A system with a suspended ceiling below the steel, often with mineral tiles in a steel framework suspended by wires, or gypsum panels.

Compromised Membrane Protection

Removal of any ceiling parts will negate the protection of the steel

Strengths of Fire Resistive Construction

Well-constructed buildings with no structural steel exposed and protected vertical openings.

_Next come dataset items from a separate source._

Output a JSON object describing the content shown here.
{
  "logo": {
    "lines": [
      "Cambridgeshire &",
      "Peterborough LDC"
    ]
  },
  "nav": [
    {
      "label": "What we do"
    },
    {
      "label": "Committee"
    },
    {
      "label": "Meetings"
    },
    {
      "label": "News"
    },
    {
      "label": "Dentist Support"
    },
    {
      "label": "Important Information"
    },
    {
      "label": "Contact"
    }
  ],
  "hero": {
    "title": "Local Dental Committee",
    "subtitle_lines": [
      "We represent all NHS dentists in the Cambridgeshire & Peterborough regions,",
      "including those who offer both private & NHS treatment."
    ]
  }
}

Weaknesses of Fire Resistive Construction

Sprayed fire protection on steel may be removed and concrete may undergo spalling under prolonged fire attack.

Study Notes

• The manual chapter provides general information about Type I-fire resistive building construction classification.
• Each member must exercise control as dictated by their rank in the implementation of this chapter.
• Fire resistive construction is classified by the use of noncombustible structural components that have fire ratings within a specified range.
• Type I buildings commonly use a protected steel frame or reinforced concrete.
• Although the building's protected structural members can withstand fire, the contents will still contribute fuel.

Steel

• Steel is an alloy of iron and carbon, the proportions and additional elements affect the finished material's characteristics
• Steel is a ready conductor of heat.
• When heated, steel expands about 9 ½ inches per 100 feet.
• Due to its high heat conductivity, steel requires protection.
• Encasement, using concrete, brick, terra cotta, plaster, or fire-rated drywall is a way to protect steel structures.
• Spray-Applied Fire Resistive Materials (SFRM's), such as mineral fiber or expanded aggregate coatings like vermiculite and perlite, are effective.
• The fire resistance provided depends on the material, and the thickness of the application.
• Membrane protection, commonly involves a suspended ceiling below the steel in a floor or roof assembly.
• Mineral tiles in a steel framework suspended by wires are the most common method for membrane protection.
• Gypsum panels are also used for membrane ceilings.
• Removal of any part of the ceiling will negate the protection of the steel.

New Concrete

• Exact timelines for freshly poured concrete are difficult to specify due to variability.
• The substances added to Portland cement affect this.
• Curing process temperatures also factor in.
• Low temperatures slow the early age strength of concrete substantially.

Strengths of Fire Resistive Construction

• Fire resistive buildings are well-constructed with no structural steel exposed.
• All vertical openings are also protected.

Weaknesses of Fire Resistive Construction

• Sprayed on fire protection on steel may be removed which results in exposing of the steel structure.
• Spalling of concrete is possible under prolonged attack by fire.